WHEN Bob Dylan came up with his famous adage about the ugly side of capitalism he was thought to have been talking about the business world in general.

However, the quote, “Money doesn’t talk, it swears”, which comes from a song he wrote in 1964, has since been elevated to the Oxford Dictionary of Quotations such is its universal appeal as a reference point for any transaction that has a bit off a whiff about it.

For this week’s dodgy deal, look no further than the decision to hold the greatest ever bout in British boxing history in… Saudi Arabia.

The August 14th bout between Anthony Joshua and Tyson Fury will be the first time two Brits have fought each other to be undisputed world heavyweight champion, with the winner holding all five world title belts – the WBA super, WBO, WBC, IBF and IBO.

If that’s not something to get the juices of the average British boxing fan flowing then I don’t know what will. “

So why on earth is Wembley not going to hosting the mega-fight now that outdoor venues are scheduled to fill up by the end of June? The answer? £100 million for a two-fight deal. That’s the “money talks” bit.

As Joshua’s promoter, Eddie Hearn, candidly put it: “If they’re going to be investing this kind of money in the sport, we’ve got to be realists. Everyone’s coming and they’re all coming for one reason – they want the money.”

Boxing has always chased the money, of course. It’s why the marquee lights of the Las Vegas strip became synonymous with the mega-events of the past after they moved away from New York. But – and this is where the “money swears” bit comes in – why Saudi Arabia, a country with no history of the sport?

The answer is “sports washing”, a term coined for when a country with a terrible human rights record uses sport to “wash away” the stains on its reputation.
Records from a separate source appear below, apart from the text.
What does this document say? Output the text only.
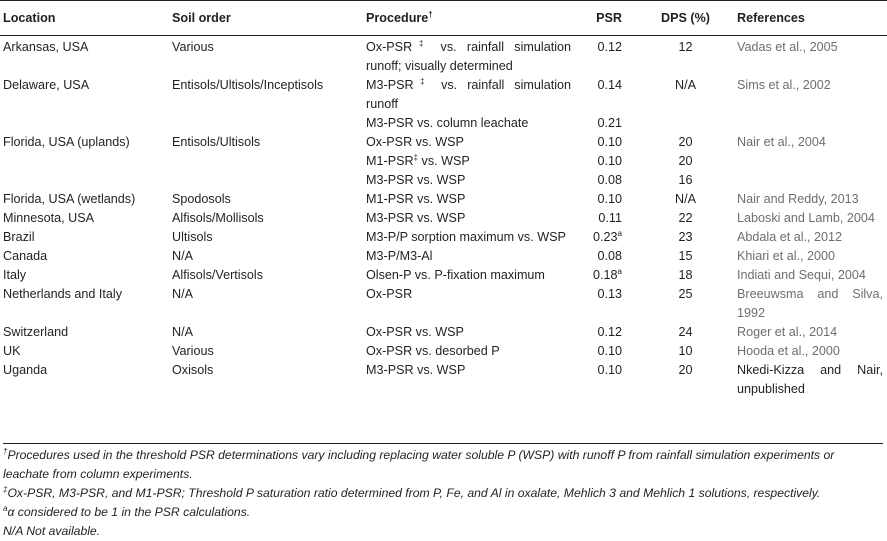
Location	Soil order	Procedure†	PSR	DPS (%)	References
Arkansas, USA	Various	Ox-PSR‡ vs. rainfall simulation runoff; visually determined	0.12	12	Vadas et al., 2005
Delaware, USA	Entisols/Ultisols/Inceptisols	M3-PSR‡ vs. rainfall simulation runoff	0.14	N/A	Sims et al., 2002
		M3-PSR vs. column leachate	0.21		
Florida, USA (uplands)	Entisols/Ultisols	Ox-PSR vs. WSP	0.10	20	Nair et al., 2004
		M1-PSR‡ vs. WSP	0.10	20	
		M3-PSR vs. WSP	0.08	16	
Florida, USA (wetlands)	Spodosols	M1-PSR vs. WSP	0.10	N/A	Nair and Reddy, 2013
Minnesota, USA	Alfisols/Mollisols	M3-PSR vs. WSP	0.11	22	Laboski and Lamb, 2004
Brazil	Ultisols	M3-P/P sorption maximum vs. WSP	0.23$^a$	23	Abdala et al., 2012
Canada	N/A	M3-P/M3-Al	0.08	15	Khiari et al., 2000
Italy	Alfisols/Vertisols	Olsen-P vs. P-fixation maximum	0.18$^a$	18	Indiati and Sequi, 2004
Netherlands and Italy	N/A	Ox-PSR	0.13	25	Breeuwsma and Silva, 1992
Switzerland	N/A	Ox-PSR vs. WSP	0.12	24	Roger et al., 2014
UK	Various	Ox-PSR vs. desorbed P	0.10	10	Hooda et al., 2000
Uganda	Oxisols	M3-PSR vs. WSP	0.10	20	Nkedi-Kizza and Nair, unpublished

†Procedures used in the threshold PSR determinations vary including replacing water soluble P (WSP) with runoff P from rainfall simulation experiments or leachate from column experiments.

‡Ox-PSR, M3-PSR, and M1-PSR; Threshold P saturation ratio determined from P, Fe, and Al in oxalate, Mehlich 3 and Mehlich 1 solutions, respectively.

$^a$α considered to be 1 in the PSR calculations.

N/A Not available.
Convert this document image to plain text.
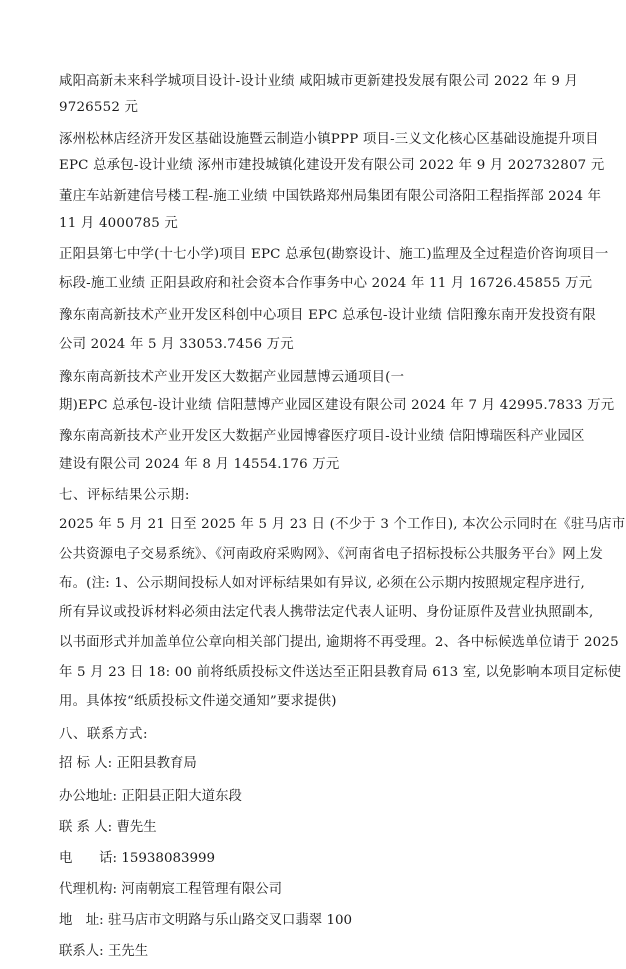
咸阳高新未来科学城项目设计-设计业绩 咸阳城市更新建投发展有限公司 2022 年 9 月
9726552 元
涿州松林店经济开发区基础设施暨云制造小镇PPP 项目-三义文化核心区基础设施提升项目
EPC 总承包-设计业绩 涿州市建投城镇化建设开发有限公司 2022 年 9 月 202732807 元
董庄车站新建信号楼工程-施工业绩 中国铁路郑州局集团有限公司洛阳工程指挥部 2024 年
11 月 4000785 元
正阳县第七中学(十七小学)项目 EPC 总承包(勘察设计、施工)监理及全过程造价咨询项目一
标段-施工业绩 正阳县政府和社会资本合作事务中心 2024 年 11 月 16726.45855 万元
豫东南高新技术产业开发区科创中心项目 EPC 总承包-设计业绩 信阳豫东南开发投资有限
公司 2024 年 5 月 33053.7456 万元
豫东南高新技术产业开发区大数据产业园慧博云通项目(一
期)EPC 总承包-设计业绩 信阳慧博产业园区建设有限公司 2024 年 7 月 42995.7833 万元
豫东南高新技术产业开发区大数据产业园博睿医疗项目-设计业绩 信阳博瑞医科产业园区
建设有限公司 2024 年 8 月 14554.176 万元
七、评标结果公示期:
2025 年 5 月 21 日至 2025 年 5 月 23 日 (不少于 3 个工作日), 本次公示同时在《驻马店市
公共资源电子交易系统》、《河南政府采购网》、《河南省电子招标投标公共服务平台》网上发
布。(注: 1、公示期间投标人如对评标结果如有异议, 必须在公示期内按照规定程序进行,
所有异议或投诉材料必须由法定代表人携带法定代表人证明、身份证原件及营业执照副本,
以书面形式并加盖单位公章向相关部门提出, 逾期将不再受理。2、各中标候选单位请于 2025
年 5 月 23 日 18: 00 前将纸质投标文件送达至正阳县教育局 613 室, 以免影响本项目定标使
用。具体按“纸质投标文件递交通知”要求提供)
八、联系方式:
招 标 人: 正阳县教育局
办公地址: 正阳县正阳大道东段
联 系 人: 曹先生
电　　话: 15938083999
代理机构: 河南朝宸工程管理有限公司
地　址: 驻马店市文明路与乐山路交叉口翡翠 100
联系人: 王先生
Saudi Arabia, of course, is a prolific human rights offender with a litany of abuses to its name, ranging from the jailing of women’s activists to the murder of the Washington Post journalist Jamal Khashoggi which the CIA believes was “most likely” ordered by the country’s crown prince, Mohammed bin Salman (MBS).

Added to that is the war on Yemen which so far has killed 230,000 people and left millions on the brink of starvation in what the UN calls the world’s worst humanitarian disaster.
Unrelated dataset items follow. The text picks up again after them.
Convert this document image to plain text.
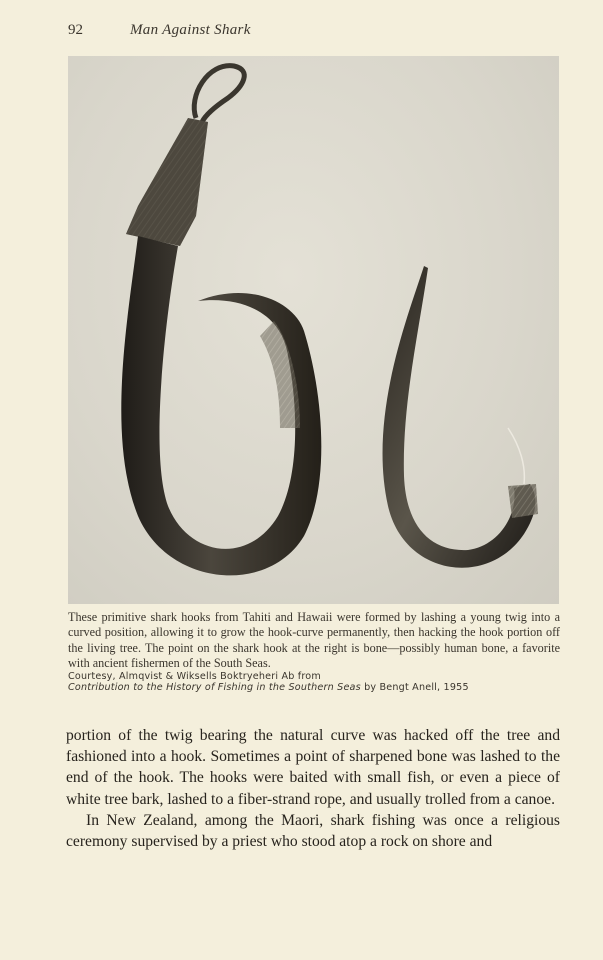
92	Man Against Shark

These primitive shark hooks from Tahiti and Hawaii were formed by lashing a young twig into a curved position, allowing it to grow the hook-curve permanently, then hacking the hook portion off the living tree. The point on the shark hook at the right is bone—possibly human bone, a favorite with ancient fishermen of the South Seas.

Courtesy, Almqvist & Wiksells Boktryeheri Ab from
Contribution to the History of Fishing in the Southern Seas by Bengt Anell, 1955

portion of the twig bearing the natural curve was hacked off the tree and fashioned into a hook. Sometimes a point of sharpened bone was lashed to the end of the hook. The hooks were baited with small fish, or even a piece of white tree bark, lashed to a fiber-strand rope, and usually trolled from a canoe.

In New Zealand, among the Maori, shark fishing was once a religious ceremony supervised by a priest who stood atop a rock on shore and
The clampdown on internal dissent shows no sign of abating, despite claims that MBS would be a “true reformer” when he came to power in 2017. Just last month eight political prisoners received lengthy sentences including Abdulrahman al-Sadhan, an aid worker, who was jailed for 20 years for running a parody social media account which was critical of the regime.

So, Saudi Arabia’s reputation has become so toxic that it needs to spend vast amounts of money on sport and entertainment to distract attention from its many abuses.

As Kate Allen, director of Amnesty International, said: “Simply put, Crown Prince Mohammed bin Salman wants people around the world to be talking about sport in Saudi Arabia, not the dissidents being locked up after sham trials or the people being tortured in Saudi jails.”

That Anthony Joshua and Tyson Fury are taking the Saudi riyal should come as no real surprise.

Both have form for competing in the desert kingdom, where “AJ” won the heavyweight title back from the Mexican, Andy Ruiz Jnr, in December 2019, earning himself £60m.

A month earlier, Fury had made his WWE debut there when he took on Braun Strowman in the Crown Jewel event at the King Fahd International Stadium in Riyadh.

Unsurprisingly, neither AJ nor the usually gobby Gipsy King spoke out while they were there about Saudi Arabia’s human rights abuses, as Amnesty asks of any celebrity who ignores calls to boycott the country.

It’s not just boxing. The Saudis are also building their first Formula One track at a massive new entertainment city in the desert outside Riyadh, and putting $1 billion on the table to lure the best golfers in the world away from the traditional tours to form a breakaway league.

So you get the picture. In future, when people think of Saudi Arabia the authorities want them to conjure up images of titanic boxing contests, the best golf league in the world and a spectacular F1 circuit –-- not the torture of activists like Loujain al-Hathloul, who had called for women’s right to drive and an end to the country’s male guardianship system.

In Britain, the chair of the all-party parliamentary group on boxing, Chris Evans MP, said the UK should have moved “heaven and earth” to get the Joshua-Fury fight at Wembley to “put Britain back into the shop window of the world and show we’re open for business”.

It should have been done for the fans, of course, who angrily took to social media when it became clear this wasn’t going to happen, accusing mega-millionaires of hosting the fight for “more mega millions”. For instance, @kevvie70 wrote: “‘1st time 2 Brits fight for the undisputed heavyweight title and they decided to fight in the desert when Wembley stadium was offered. Greed pure and simple.”

Yes, money talked when the big fights of the past went to Las Vegas. But now it swears like a trooper when Saudi Arabia uses the razzmatazz of sport as a veneer for what is really happening in its country.

Shame on Joshua and Fury for taking part in this charade.

Anthony Harwood is a former foreign editor of the Daily Mail.